Identifying Novel Candidate Genes for Alzheimer's Disease (AD)

  • PI: Louis A. Profenno
  • Samples: A dataset of 500,000 SNP genotypes in 1400 Alzheimer's disease cases and controls.
  • Description: A dataset of 500,000 SNP genotypes in 1400 Alzheimer's disease cases and controls will be mined by set association analysis to reveal novel candidate risk pathways for AD. Results will be followed up by additional genotyping and statistical genetic analysis to pinpoint novel candidate genes in AD.

Pathways of Gene Expression in Spontaneous and Environmentally-Induced Rat Models of ADHD

  • Co-PIs: Stephen V. Faraone and Frank A. Middleton
  • Samples: Brain areas obtained from Sprague Dawley rats, PCB-treated Sprague Dawley rats, SHR and WKY rats
  • Description: This study investigates whether the SHR model of ADHD and the PCB-induced model of ADHD produced similar changes in brain circuits involved in ADHD. Gene expression analysis, using micro array, was performed in six brain regions (the anterior cingulate cortex, ventral striatum, dorsal striatum, hippocampus, midbrain and vermis), which abundantly express the IMAGE genes.

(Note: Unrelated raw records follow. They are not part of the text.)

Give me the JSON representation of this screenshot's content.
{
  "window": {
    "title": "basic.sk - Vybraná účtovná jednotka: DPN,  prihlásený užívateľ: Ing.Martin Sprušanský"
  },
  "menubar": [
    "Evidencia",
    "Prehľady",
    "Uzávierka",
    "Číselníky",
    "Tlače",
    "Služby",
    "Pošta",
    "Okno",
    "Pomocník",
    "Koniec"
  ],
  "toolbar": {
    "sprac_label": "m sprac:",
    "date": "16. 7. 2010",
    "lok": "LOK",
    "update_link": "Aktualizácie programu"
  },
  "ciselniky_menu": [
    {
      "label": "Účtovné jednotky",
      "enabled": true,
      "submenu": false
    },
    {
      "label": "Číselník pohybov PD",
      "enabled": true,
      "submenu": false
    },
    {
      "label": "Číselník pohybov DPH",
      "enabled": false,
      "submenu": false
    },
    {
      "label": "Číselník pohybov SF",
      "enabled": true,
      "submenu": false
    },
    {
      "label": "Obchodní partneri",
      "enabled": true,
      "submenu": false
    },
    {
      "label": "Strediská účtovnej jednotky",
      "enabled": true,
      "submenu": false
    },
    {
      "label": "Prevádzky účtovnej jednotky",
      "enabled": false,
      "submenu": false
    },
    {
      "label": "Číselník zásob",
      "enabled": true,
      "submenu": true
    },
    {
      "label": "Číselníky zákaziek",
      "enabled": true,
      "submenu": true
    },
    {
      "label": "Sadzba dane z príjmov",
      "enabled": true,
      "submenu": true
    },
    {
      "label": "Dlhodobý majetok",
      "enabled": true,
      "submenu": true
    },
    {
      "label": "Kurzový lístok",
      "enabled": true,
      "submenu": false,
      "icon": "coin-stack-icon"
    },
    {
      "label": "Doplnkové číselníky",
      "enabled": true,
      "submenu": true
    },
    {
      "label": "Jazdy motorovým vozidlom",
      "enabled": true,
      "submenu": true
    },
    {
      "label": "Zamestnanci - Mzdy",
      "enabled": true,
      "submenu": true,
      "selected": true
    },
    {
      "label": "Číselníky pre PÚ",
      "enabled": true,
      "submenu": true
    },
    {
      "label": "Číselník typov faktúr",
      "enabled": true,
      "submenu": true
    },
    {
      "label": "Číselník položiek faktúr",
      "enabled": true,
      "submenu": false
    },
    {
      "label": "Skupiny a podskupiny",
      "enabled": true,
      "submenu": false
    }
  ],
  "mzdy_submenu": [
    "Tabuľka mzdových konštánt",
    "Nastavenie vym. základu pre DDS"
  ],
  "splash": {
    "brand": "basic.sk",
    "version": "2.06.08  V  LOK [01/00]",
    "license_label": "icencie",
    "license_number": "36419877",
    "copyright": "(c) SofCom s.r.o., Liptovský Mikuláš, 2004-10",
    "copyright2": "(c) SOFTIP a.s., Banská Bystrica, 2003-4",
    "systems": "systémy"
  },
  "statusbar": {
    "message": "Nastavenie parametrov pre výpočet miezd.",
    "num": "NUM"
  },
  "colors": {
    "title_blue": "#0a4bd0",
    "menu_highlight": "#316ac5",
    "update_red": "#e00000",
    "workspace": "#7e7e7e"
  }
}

Results show that a small subset of IMAGE genes show robust differences in expression in some brain regions of both SHR and PCB-treated SD rats compared to SD controls (r-squared=0.70). Some of the IMAGE genes have been confirmed by real time quantitative PCR (p< 0.005) using RNA samples from individual rats. Collectively, the data provide strong evidence that both genes and environment can lead to the same effects on the brain circuits involved in ADHD.

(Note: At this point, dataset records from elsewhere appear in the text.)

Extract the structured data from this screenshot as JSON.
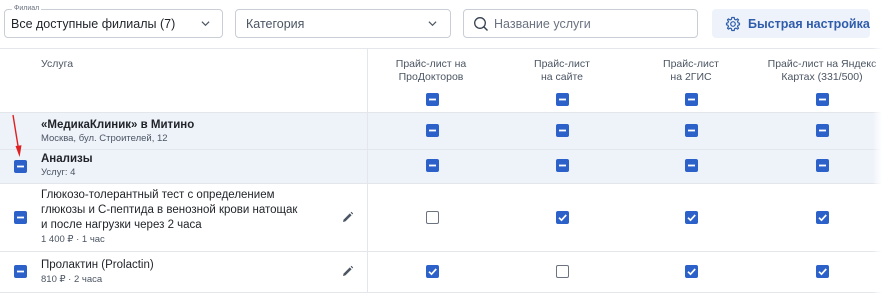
{
  "filters": {
    "branch_label": "Филиал",
    "branch_value": "Все доступные филиалы (7)",
    "category_value": "Категория",
    "search_placeholder": "Название услуги",
    "quick_setup_label": "Быстрая настройка"
  },
  "table": {
    "service_header": "Услуга",
    "columns": [
      {
        "line1": "Прайс-лист на",
        "line2": "ПроДокторов"
      },
      {
        "line1": "Прайс-лист",
        "line2": "на сайте"
      },
      {
        "line1": "Прайс-лист",
        "line2": "на 2ГИС"
      },
      {
        "line1": "Прайс-лист на Яндекс",
        "line2": "Картах (331/500)"
      }
    ],
    "clinic": {
      "name": "«МедикаКлиник» в Митино",
      "address": "Москва, бул. Строителей, 12"
    },
    "category": {
      "name": "Анализы",
      "count": "Услуг: 4"
    },
    "services": [
      {
        "name_lines": [
          "Глюкозо-толерантный тест с определением",
          "глюкозы и С-пептида в венозной крови натощак",
          "и после нагрузки через 2 часа"
        ],
        "meta": "1 400 ₽ · 1 час",
        "states": [
          "unchecked",
          "checked",
          "checked",
          "checked"
        ]
      },
      {
        "name_lines": [
          "Пролактин (Prolactin)"
        ],
        "meta": "810 ₽ · 2 часа",
        "states": [
          "checked",
          "unchecked",
          "checked",
          "checked"
        ]
      }
    ]
  },
  "colors": {
    "accent": "#2b61c8",
    "row_highlight": "#eef2f9",
    "annotation_arrow": "#e02020"
  }
}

Cigarette Smoke Alters Expression of ADHD Candidate Genes in Mice Brains

  • Co-PIs: Stephen V. Faraone and Frank A. Middleton
  • Samples: Brain areas obtained from control and cigarette smoke-exposed mice, both male and female.
  • Description: This study is designed to evaluate molecular mechanisms which can explain alterations in brain leading to ADHD-like behaviors in animals exposed to prenatal cigarette smoke. Gene expression analysis performed on three brain regions (the ventral mesencephalon, ventral striatum and vermis) which abundantly express the IMAGE genes showed robust differences in expression of a small subset of IMAGE genes in the brains of young adult male and female mice following prenatal cigarette smoke exposure. Changes were observed in the expression of genes directly involved in chromatin remodeling and epigenetic regulation. We now seek to determine if exposure to cigarette smoke prenatally has an influence on the methylation status of genes which may partly help to explain the gene expression profile observed in this study.

Genetics of Schizophrenia in Oceanic Palau

  • PI: Marina Myles-Worsley
  • Samples: In this isolated population of only 20,000 individuals, we have identified 175 (250) cases of narrowly (broadly) defined schizophrenia representing 59 separate families. Most of these families can be connected through marriage, but the population is not inbred. We have DNA samples for over 1,000 individuals and diagnostic/genealogical data for over 3,000 individuals. A WGA study of a carefully selected sample of 500 Palauan individuals—250 cases, 150 mothers, and 100 controls—is underway.
  • Description: The principal objective of the study is to identify genetic variation that underlies liability to schizophrenia and other psychotic disorders (Scz) in Palau, Micronesia by conducting a genome-wide study of linkage and association. We will genotype 500 individuals for 250,000 SNPs and search for variation conforming to the conventional hypothesis—that risk to Scz is determined by genetic variation carried by affected individuals. We will test a novel hypothesis—that initial liability to Scz is generated during fetal development by environmental stressors, so that the placental environment cannot adequately buffer the developing fetus. A rich set of maternal/fetal risk factors will be collected and used in gene X environment analyses. Statistical analyses will target identification of extended haplotypes, which will be facilitated by extended linkage disequilibrium that is characteristic of this isolated population.